Stem lengths for Knox and O’Neill types are not significantly different.
In addition to the estimates for the parameters of the model, the results of tests about the parameters are also displayed. The ‘B’ following the parameter estimates indicates that the estimates are biased and do not represent a unique solution to the normal equations.

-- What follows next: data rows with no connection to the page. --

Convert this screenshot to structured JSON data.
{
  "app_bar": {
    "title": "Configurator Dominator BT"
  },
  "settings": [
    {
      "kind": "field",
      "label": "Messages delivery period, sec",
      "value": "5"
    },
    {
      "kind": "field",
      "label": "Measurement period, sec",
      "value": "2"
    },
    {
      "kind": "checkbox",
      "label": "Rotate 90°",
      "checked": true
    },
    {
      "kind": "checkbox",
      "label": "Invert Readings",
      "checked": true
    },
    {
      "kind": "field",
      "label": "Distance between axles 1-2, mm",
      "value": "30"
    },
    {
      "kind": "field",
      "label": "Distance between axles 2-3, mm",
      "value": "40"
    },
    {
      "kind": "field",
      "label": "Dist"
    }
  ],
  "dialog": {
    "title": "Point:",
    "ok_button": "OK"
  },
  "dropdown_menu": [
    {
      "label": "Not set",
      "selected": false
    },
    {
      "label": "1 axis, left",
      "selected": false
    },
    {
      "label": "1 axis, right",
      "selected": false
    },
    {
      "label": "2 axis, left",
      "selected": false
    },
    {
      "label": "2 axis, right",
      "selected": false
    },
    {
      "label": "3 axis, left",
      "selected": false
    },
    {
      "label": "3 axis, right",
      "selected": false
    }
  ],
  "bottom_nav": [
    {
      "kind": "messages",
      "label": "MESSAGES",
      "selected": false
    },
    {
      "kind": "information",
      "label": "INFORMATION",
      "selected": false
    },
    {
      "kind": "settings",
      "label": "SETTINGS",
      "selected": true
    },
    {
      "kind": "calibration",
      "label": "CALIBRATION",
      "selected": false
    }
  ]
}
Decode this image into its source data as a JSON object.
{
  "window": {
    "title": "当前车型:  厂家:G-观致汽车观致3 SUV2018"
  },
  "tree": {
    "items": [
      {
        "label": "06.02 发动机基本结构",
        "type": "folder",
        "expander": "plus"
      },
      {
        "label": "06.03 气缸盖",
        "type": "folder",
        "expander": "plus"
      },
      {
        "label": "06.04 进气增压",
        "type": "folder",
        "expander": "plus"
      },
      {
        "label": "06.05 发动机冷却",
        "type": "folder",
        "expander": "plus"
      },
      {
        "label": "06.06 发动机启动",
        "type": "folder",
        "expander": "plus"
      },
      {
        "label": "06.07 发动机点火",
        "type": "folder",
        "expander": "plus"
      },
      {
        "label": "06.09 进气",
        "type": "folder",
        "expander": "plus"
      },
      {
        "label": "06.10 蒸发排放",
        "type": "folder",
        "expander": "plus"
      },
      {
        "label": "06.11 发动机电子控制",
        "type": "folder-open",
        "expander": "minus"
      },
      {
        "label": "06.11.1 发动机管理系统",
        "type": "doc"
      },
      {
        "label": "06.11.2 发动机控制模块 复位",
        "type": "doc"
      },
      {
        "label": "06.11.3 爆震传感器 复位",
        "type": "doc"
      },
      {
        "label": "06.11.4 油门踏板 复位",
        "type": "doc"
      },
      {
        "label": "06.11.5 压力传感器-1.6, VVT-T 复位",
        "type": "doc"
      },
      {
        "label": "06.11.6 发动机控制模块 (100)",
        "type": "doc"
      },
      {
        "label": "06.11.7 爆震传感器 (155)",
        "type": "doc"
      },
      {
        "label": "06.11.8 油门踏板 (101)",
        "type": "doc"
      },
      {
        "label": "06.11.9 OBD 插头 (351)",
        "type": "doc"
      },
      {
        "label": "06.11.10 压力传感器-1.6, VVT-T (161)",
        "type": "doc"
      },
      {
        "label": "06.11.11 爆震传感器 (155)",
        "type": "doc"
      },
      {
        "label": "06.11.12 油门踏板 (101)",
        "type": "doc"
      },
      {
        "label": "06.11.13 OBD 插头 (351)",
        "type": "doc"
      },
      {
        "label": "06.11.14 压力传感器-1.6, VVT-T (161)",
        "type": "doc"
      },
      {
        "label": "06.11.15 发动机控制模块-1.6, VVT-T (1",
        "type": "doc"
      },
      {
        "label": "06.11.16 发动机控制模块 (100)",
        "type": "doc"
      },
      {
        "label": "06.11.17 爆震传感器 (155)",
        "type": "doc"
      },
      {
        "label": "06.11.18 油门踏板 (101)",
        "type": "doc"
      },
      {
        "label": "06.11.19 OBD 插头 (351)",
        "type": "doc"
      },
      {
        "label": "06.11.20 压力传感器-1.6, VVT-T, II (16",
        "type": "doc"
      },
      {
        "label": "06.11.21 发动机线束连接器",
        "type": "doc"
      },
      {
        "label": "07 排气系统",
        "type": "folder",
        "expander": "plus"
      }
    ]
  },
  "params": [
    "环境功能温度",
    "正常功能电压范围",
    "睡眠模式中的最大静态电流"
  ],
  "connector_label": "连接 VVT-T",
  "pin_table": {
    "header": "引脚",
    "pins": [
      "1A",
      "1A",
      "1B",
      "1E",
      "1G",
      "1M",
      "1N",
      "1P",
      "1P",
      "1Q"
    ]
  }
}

Balanced Data from Randomized Complete Block |
Note: | This test minimizes the Bayes risk under additive loss and certain other assumptions. |
Kratio | 100 |
---|---|
Error Degrees of Freedom | 12 |
Error Mean Square | 1.645238 |
F Value | 10.45 |
Critical Value of t | 2.12034 |
Minimum Significant Difference | 2.2206 |
Means with the same letter are not significantly different. |
||||
---|---|---|---|---|
Waller Grouping | Mean | N | Type | |
A | 35.967 | 3 | Wabash | |
A | ||||
A | 34.900 | 3 | Knox | |
A | ||||
B | A | 33.800 | 3 | O'Neill |
B | ||||
B | C | 32.167 | 3 | Clarion |
C | ||||
D | C | 31.100 | 3 | Webster |
D | C | |||
D | C | 30.300 | 3 | Clinton |
D | ||||
D | 29.667 | 3 | Compost |
Balanced Data from Randomized Complete Block |
Note: | This test controls the Type I experimentwise error rate. |
Alpha | 0.05 |
---|---|
Error Degrees of Freedom | 12 |
Error Mean Square | 1.645238 |
Number of Means | 2 | 3 | 4 | 5 | 6 | 7 |
---|---|---|---|---|---|---|
Critical Range | 2.9875528 | 3.2837322 | 3.4395625 | 3.5402383 | 3.5402383 | 3.6653133 |
Means with the same letter are not significantly different. |
|||||
---|---|---|---|---|---|
REGWQ Grouping | Mean | N | Type | ||
A | 35.967 | 3 | Wabash | ||
A | |||||
B | A | 34.900 | 3 | Knox | |
B | A | ||||
B | A | C | 33.800 | 3 | O'Neill |
B | C | ||||
B | D | C | 32.167 | 3 | Clarion |
D | C | ||||
D | C | 31.100 | 3 | Webster | |
D | |||||
D | 30.300 | 3 | Clinton | ||
D | |||||
D | 29.667 | 3 | Compost |
The final two pages of output (Output 41.1.3 and Output 41.1.4) present results of the Waller-Duncan and REGWQ multiple-comparison procedures. For each test, notes and information pertinent to the test are given in the output. The Type means are arranged from highest to lowest. Means with the same letter are not significantly different. For this example, while some pairs of means are significantly different, there are no clear equivalence classes among the different soils.
For an alternative method of analyzing and displaying mean differences, including high-resolution graphics, see Example 41.3.